I make the picture of this last pose she offers me. Frustrated, I can only read the clues she has left and reconstruct how she spent the day of her solitary death.

She knew to say to me, in her way:

how exalted she was, to meet me by chance and far away, 6 km from home;

how she rejoiced, that we formed together a strong team of grasshopper hunters;

how delighted she was, to show me where to find the entrance of the crickets tunnel and dig them out with my knife. Alone she was quite proficient, but she largely preferred the teamwork.

How she wanted, to pass time together: just sit on my knee.

How she loved to be cuddled, at the right moment.

 

She knew how to manipulate me, to make me discover her wishes and whimsical exigencies.

And more remarkable: Lino taught me to appreciate the pleasure of fulfilling them with feelings of tenderness!

This friendship with Lino wasn’t a simple exercise, more a complex drill of learning loving rituals and the rituals of love.

What derailment her death provokes!

 

In response to my devotion & diligence, she gives me her friendship. I have to share her with two others, crows.

It is the most amazing and privileged friendship of my life.

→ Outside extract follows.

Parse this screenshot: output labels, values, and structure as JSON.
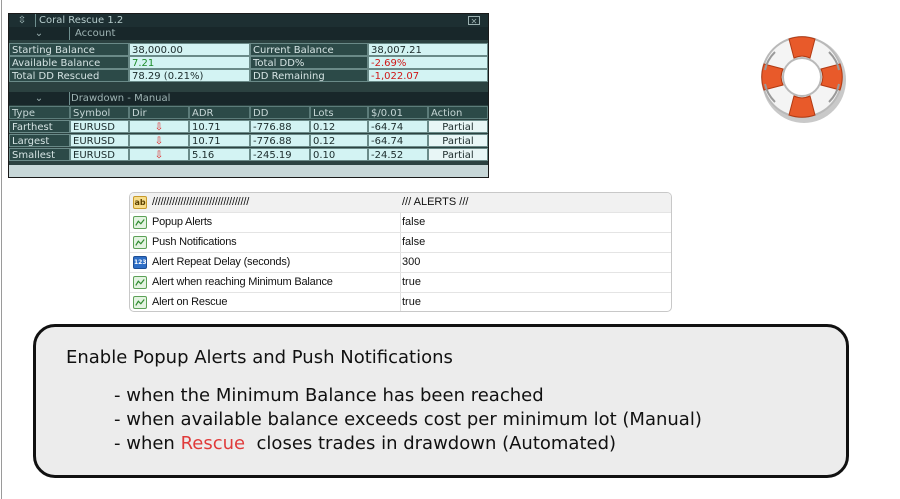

We did not suffer a lot from the  communication abyss between man and beast.

 

Laetitia had reason to be jealous, because between Lino and me existed emotions and comprehensions that were inaccessible to her.

 

Despite Lino’s period of absence for four months in 2005 and many  other months of rather fleeting contact, this friendship would immediately resume, right  after the comma where it was interrupted.

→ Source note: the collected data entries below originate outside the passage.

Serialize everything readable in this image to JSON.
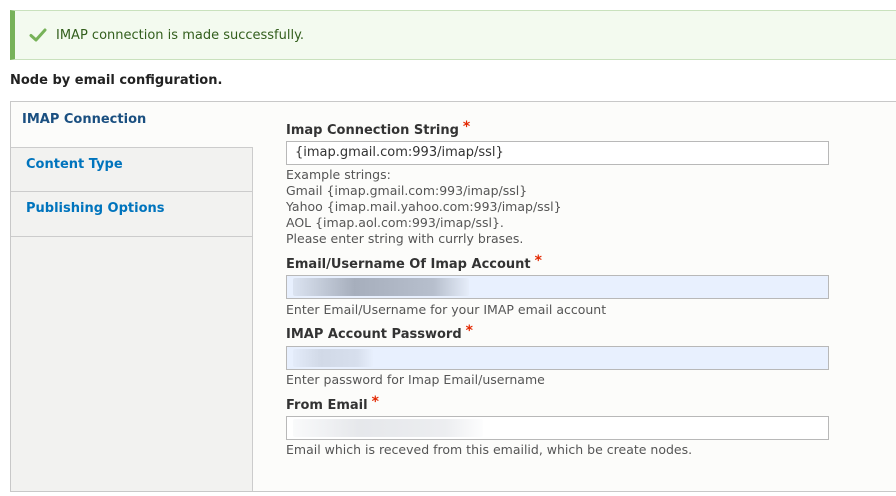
{
  "status": {
    "icon": "checkmark-icon",
    "color": "#77b259",
    "message": "IMAP connection is made successfully."
  },
  "page_title": "Node by email configuration.",
  "tabs": [
    {
      "label": "IMAP Connection",
      "active": true
    },
    {
      "label": "Content Type",
      "active": false
    },
    {
      "label": "Publishing Options",
      "active": false
    }
  ],
  "fields": {
    "connection_string": {
      "label": "Imap Connection String",
      "required_mark": "*",
      "value": "{imap.gmail.com:993/imap/ssl}",
      "description": [
        "Example strings:",
        "Gmail {imap.gmail.com:993/imap/ssl}",
        "Yahoo {imap.mail.yahoo.com:993/imap/ssl}",
        "AOL {imap.aol.com:993/imap/ssl}.",
        "Please enter string with currly brases."
      ]
    },
    "username": {
      "label": "Email/Username Of Imap Account",
      "required_mark": "*",
      "description": "Enter Email/Username for your IMAP email account"
    },
    "password": {
      "label": "IMAP Account Password",
      "required_mark": "*",
      "description": "Enter password for Imap Email/username"
    },
    "from_email": {
      "label": "From Email",
      "required_mark": "*",
      "description": "Email which is receved from this emailid, which be create nodes."
    }
  },
  "colors": {
    "required": "#e32700",
    "link": "#0074bd",
    "autofill": "#e8f0fe"
  }
}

The ultimate recognition of trust implied in this special friendship, the most sincere compliment that Lino could give me, was to pass the last month of her life at our house. Her house, her home.

 

During this period, she shows her gratitude through indulgence and an accommodative mood never shown before.

We relive rituals of her childhood: In the morning,when I am descending the stairs, upon seeing me, she crouches, spreads and wavers her wings, pointing her nose and head upward.

–Young crows use this gesture to request food from their parents, and adults, to beg a favor from their partner —

Another childhood gesture that expresses her love and dependence: to search for and swallow my index finger to the hilt. She had not shown this to me for years.

Twice, she shows me she wants us to listen to music.

I put on Gurdijeff for piano and cello transcribed & interpreted by Strabopoulos and Lechner, her favorite music. She gives me the idea, that she cherishes these memories &  savours the moments of snugness in being together.

 

Laetitia and I are inconsolable. The dogs are there, fortunately, to lick our tears.

 

Her two crow friends have understood: Sunday, May 17, 48 hours after the death of Lino, they flew around the house for three hours. They called constantly with plaintive cries. I respond each call, sad and grey, until my voice is broken.

Before leaving, they present me with a gift, to cheer me up: a short demonstration of aerial acrobatics with cries of craziness and excitement, loop-the-loops en spins.  A last salute?

A short replay of their astonishing, head razing, 20 minutes, show from last April, that time in the company of Lino.

 

We adopted Lino as a baby, fallen from its nest, abandoned &  menaced by a cat. For the seventh year of her life, she had already grown in her tail, four new, jet black, feathers, iridescent like a scarab’s belly.

 

The life expectancy of a crow is 70 years.